Brant Rock Mass-A marathon, two-hour Marshfield Zoning Board hearing grew tense this week as the team behind a major mixed-use development in Brant Rock tried to sell a downsized version of their plans to skeptical officials and neighbors.
The Drosopoulos brothers—local restaurateurs looking to overhaul a stretch of Ocean Street—returned to the board with fewer housing units and parking spots. But for some board members, the concessions didn’t go far enough.
Zoning board member Stephen Lynch drew a hard line in the sand, vowing to block the crucial variances the project needs to survive.
“If they can’t do it within the rules of the Brant Rock overlay district zoning, then don’t do the project,” Lynch said.

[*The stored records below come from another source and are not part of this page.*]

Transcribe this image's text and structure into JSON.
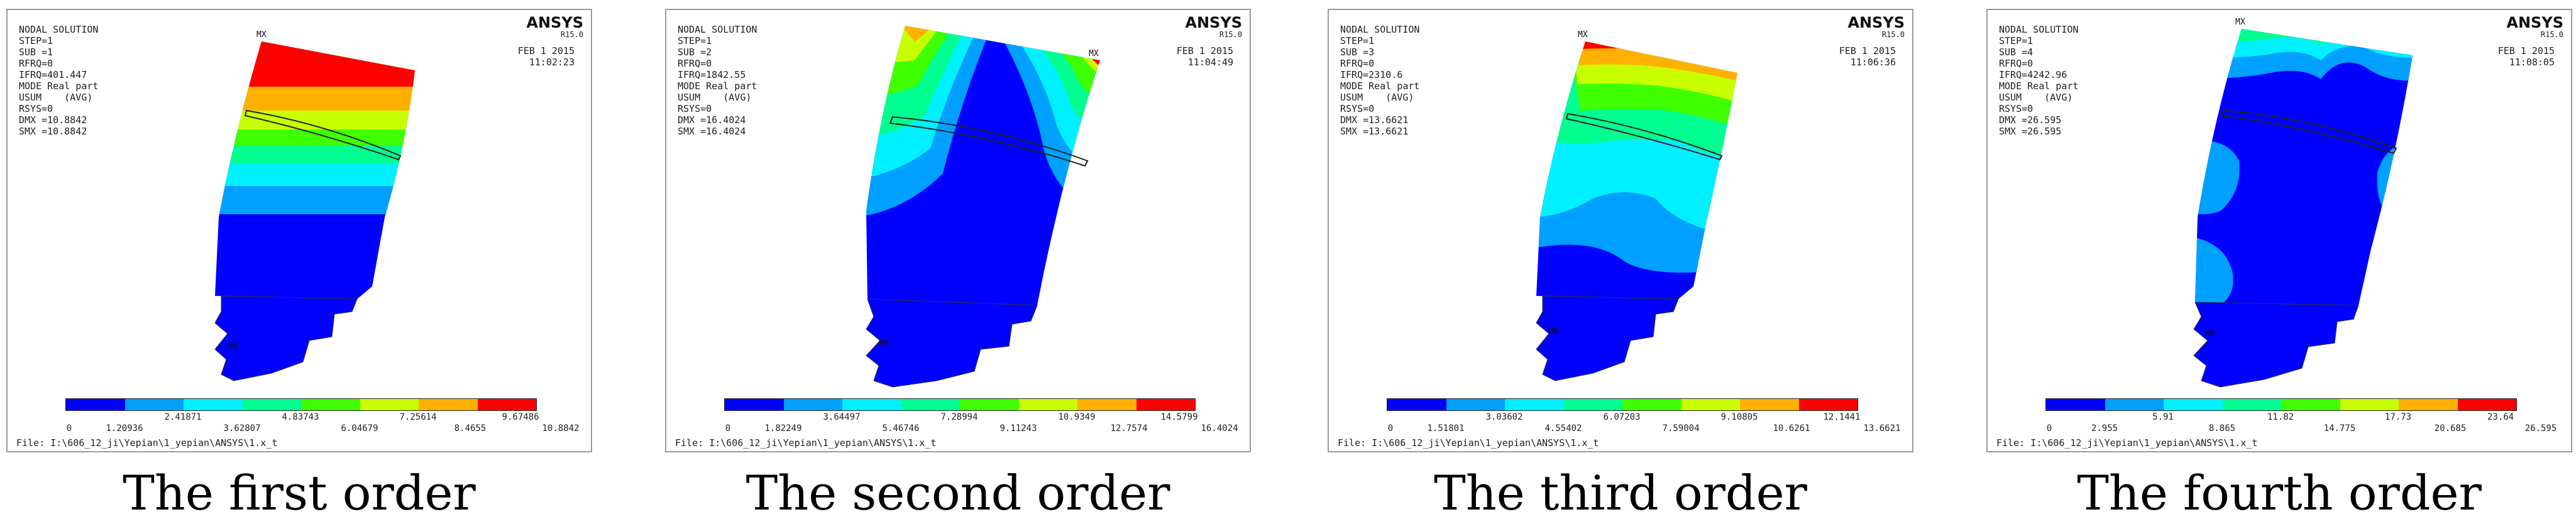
{
  "colors": [
    "#0000ff",
    "#00a0ff",
    "#00f0ff",
    "#00ff90",
    "#40ff00",
    "#c8ff00",
    "#ffb000",
    "#ff0000"
  ],
  "panels": [
    {
      "caption": "The first order",
      "header": [
        "NODAL SOLUTION",
        "STEP=1",
        "SUB =1",
        "RFRQ=0",
        "IFRQ=401.447",
        "MODE Real part",
        "USUM    (AVG)",
        "RSYS=0",
        "DMX =10.8842",
        "SMX =10.8842"
      ],
      "ansys": "ANSYS",
      "release": "R15.0",
      "date": "FEB  1 2015",
      "time": "11:02:23",
      "mx": "MX",
      "mn": "MN",
      "ticks_top": [
        "2.41871",
        "4.83743",
        "7.25614",
        "9.67486"
      ],
      "ticks_bottom": [
        "0",
        "1.20936",
        "3.62807",
        "6.04679",
        "8.4655",
        "10.8842"
      ],
      "file": "File: I:\\606_12_ji\\Yepian\\1_yepian\\ANSYS\\1.x_t"
    },
    {
      "caption": "The second order",
      "header": [
        "NODAL SOLUTION",
        "STEP=1",
        "SUB =2",
        "RFRQ=0",
        "IFRQ=1842.55",
        "MODE Real part",
        "USUM    (AVG)",
        "RSYS=0",
        "DMX =16.4024",
        "SMX =16.4024"
      ],
      "ansys": "ANSYS",
      "release": "R15.0",
      "date": "FEB  1 2015",
      "time": "11:04:49",
      "mx": "MX",
      "mn": "MN",
      "ticks_top": [
        "3.64497",
        "7.28994",
        "10.9349",
        "14.5799"
      ],
      "ticks_bottom": [
        "0",
        "1.82249",
        "5.46746",
        "9.11243",
        "12.7574",
        "16.4024"
      ],
      "file": "File: I:\\606_12_ji\\Yepian\\1_yepian\\ANSYS\\1.x_t"
    },
    {
      "caption": "The third order",
      "header": [
        "NODAL SOLUTION",
        "STEP=1",
        "SUB =3",
        "RFRQ=0",
        "IFRQ=2310.6",
        "MODE Real part",
        "USUM    (AVG)",
        "RSYS=0",
        "DMX =13.6621",
        "SMX =13.6621"
      ],
      "ansys": "ANSYS",
      "release": "R15.0",
      "date": "FEB  1 2015",
      "time": "11:06:36",
      "mx": "MX",
      "mn": "MN",
      "ticks_top": [
        "3.03602",
        "6.07203",
        "9.10805",
        "12.1441"
      ],
      "ticks_bottom": [
        "0",
        "1.51801",
        "4.55402",
        "7.59004",
        "10.6261",
        "13.6621"
      ],
      "file": "File: I:\\606_12_ji\\Yepian\\1_yepian\\ANSYS\\1.x_t"
    },
    {
      "caption": "The fourth order",
      "header": [
        "NODAL SOLUTION",
        "STEP=1",
        "SUB =4",
        "RFRQ=0",
        "IFRQ=4242.96",
        "MODE Real part",
        "USUM    (AVG)",
        "RSYS=0",
        "DMX =26.595",
        "SMX =26.595"
      ],
      "ansys": "ANSYS",
      "release": "R15.0",
      "date": "FEB  1 2015",
      "time": "11:08:05",
      "mx": "MX",
      "mn": "MN",
      "ticks_top": [
        "5.91",
        "11.82",
        "17.73",
        "23.64"
      ],
      "ticks_bottom": [
        "0",
        "2.955",
        "8.865",
        "14.775",
        "20.685",
        "26.595"
      ],
      "file": "File: I:\\606_12_ji\\Yepian\\1_yepian\\ANSYS\\1.x_t"
    }
  ]
}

Project attorney Jonathan Silverstein countered that the town needs to be realistic about the site’s unique physical limitations if it wants a “transformative” development. “We’re trying to create a really special project,” Silverstein said, promising something “iconic and beautiful.”
Inside the New Proposal
The revamped plans for 239-287 Ocean St. show a development team trying to find a middle ground, scaling back several key components of the initial design:
- Housing Trimmed: The number of proposed two-story residential units dropped from 45 down to 36—a number that finally aligns with standard district rules for a lot this size.

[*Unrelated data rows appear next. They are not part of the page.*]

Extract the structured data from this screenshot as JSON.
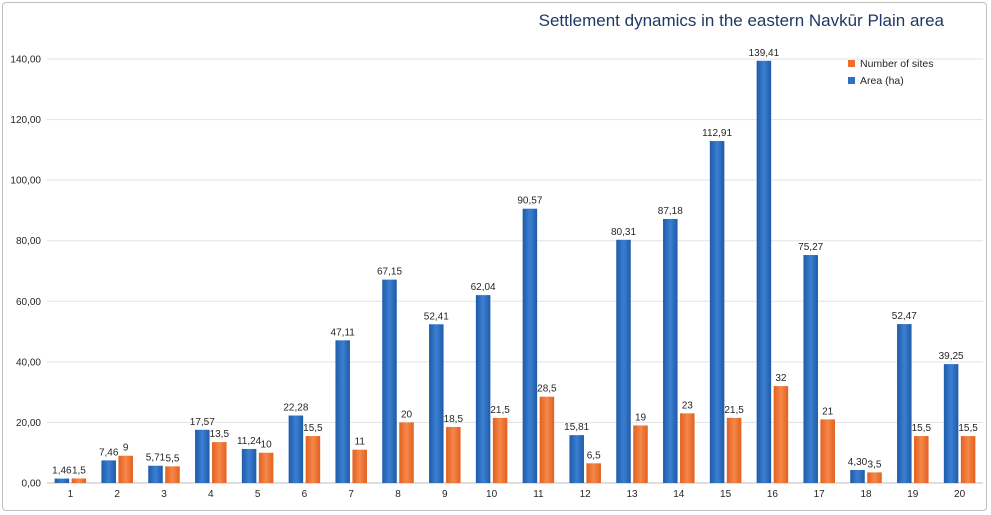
{
  "chart_data": {
    "type": "bar",
    "title": "Settlement dynamics in the eastern Navkūr Plain area",
    "xlabel": "",
    "ylabel": "",
    "ylim": [
      0,
      140
    ],
    "yticks": [
      "0,00",
      "20,00",
      "40,00",
      "60,00",
      "80,00",
      "100,00",
      "120,00",
      "140,00"
    ],
    "categories": [
      "1",
      "2",
      "3",
      "4",
      "5",
      "6",
      "7",
      "8",
      "9",
      "10",
      "11",
      "12",
      "13",
      "14",
      "15",
      "16",
      "17",
      "18",
      "19",
      "20"
    ],
    "grid": true,
    "legend_position": "top-right",
    "series": [
      {
        "name": "Area (ha)",
        "color": "#2e6fc0",
        "values": [
          1.46,
          7.46,
          5.71,
          17.57,
          11.24,
          22.28,
          47.11,
          67.15,
          52.41,
          62.04,
          90.57,
          15.81,
          80.31,
          87.18,
          112.91,
          139.41,
          75.27,
          4.3,
          52.47,
          39.25
        ],
        "labels": [
          "1,46",
          "7,46",
          "5,71",
          "17,57",
          "11,24",
          "22,28",
          "47,11",
          "67,15",
          "52,41",
          "62,04",
          "90,57",
          "15,81",
          "80,31",
          "87,18",
          "112,91",
          "139,41",
          "75,27",
          "4,30",
          "52,47",
          "39,25"
        ]
      },
      {
        "name": "Number of sites",
        "color": "#ed6f31",
        "values": [
          1.5,
          9,
          5.5,
          13.5,
          10,
          15.5,
          11,
          20,
          18.5,
          21.5,
          28.5,
          6.5,
          19,
          23,
          21.5,
          32,
          21,
          3.5,
          15.5,
          15.5
        ],
        "labels": [
          "1,5",
          "9",
          "5,5",
          "13,5",
          "10",
          "15,5",
          "11",
          "20",
          "18,5",
          "21,5",
          "28,5",
          "6,5",
          "19",
          "23",
          "21,5",
          "32",
          "21",
          "3,5",
          "15,5",
          "15,5"
        ]
      }
    ]
  }
}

- A New Home for Local Favorites: The footprint includes brand-new spaces for the Drosopoulos family’s staple eateries, the Venus II and the Brant Rock Hop, alongside three additional retail spots.
- Less Parking, New Perks: Ground-level parking beneath the building was cut from 207 spaces to 185. To sweeten the deal, developers added a public-access deck requested by the board.

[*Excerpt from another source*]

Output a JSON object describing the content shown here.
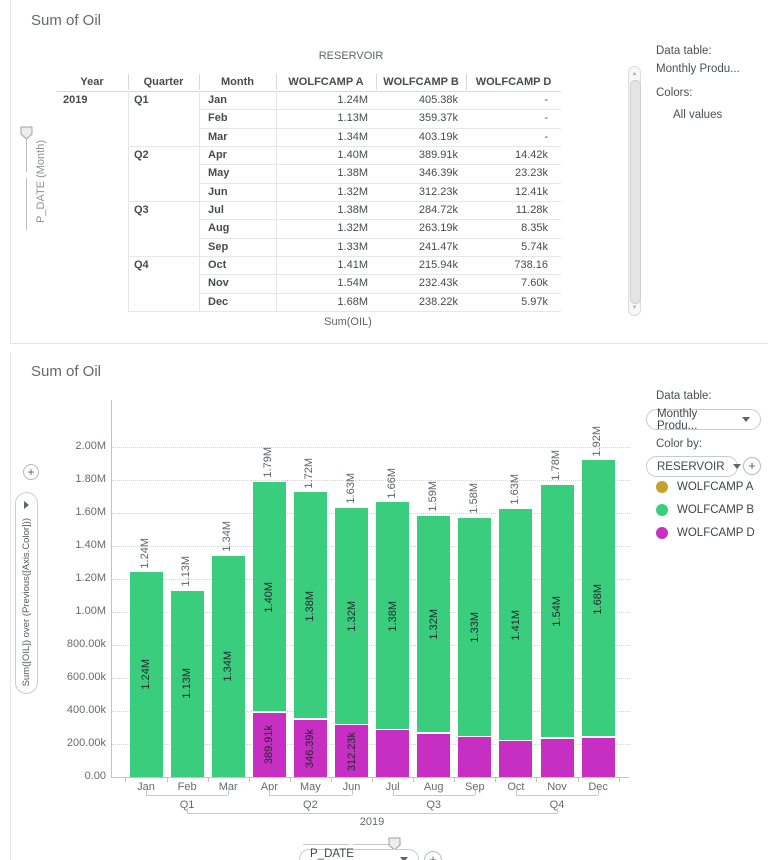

The real battlefield isn’t the number of condos—it’s where the cars will go. Local zoning laws dictate that residential parking in this zone must be elevated at least six feet off the ground to stay above the base flood line.
The developers tried to get town meeting voters to change that rule back in April. They failed. Now, their only liferaft is a zoning variance.
According to Silverstein, forcing the project to build elevated parking adds millions of dollars to the budget, tanking its economic viability. He pointed to state laws allowing variances for “substantial hardship, financial or otherwise,” arguing that the town’s vision for the district can’t happen without some flexibility. “Respectfully, the finances actually are important,” he noted.
Lynch wasn’t buying it, shooting back that it isn’t the board’s job to protect a developer’s profit margins.
Local residents didn’t hold back during the public comment portion. With the Brant Rock Esplanade already jammed every weekend, neighbor Cindy Castro questioned how the area would absorb the traffic.
Other residents brought up a blunt safety concern: what happens to all those ground-level cars when a Nor’easter floods the coastline?
While Silverstein argued that the new layout actually creates a net gain of 30 parking spaces compared to what’s currently on the property, locals remain wary.
For the Drosopoulos family, the stakes are deeply personal. The project marks a massive transition for a property first established by Nicholas Drosopoulos Sr., who opened the Venus II back in 1975. The current iteration of the restaurant has stood since 1993. Following the elder Drosopoulos’ passing this past April at age 82, his sons are pushing to reshape the family legacy for the next generation.
Whether the town will let them depends heavily on what happens when the zoning board hearing resumes on June 23.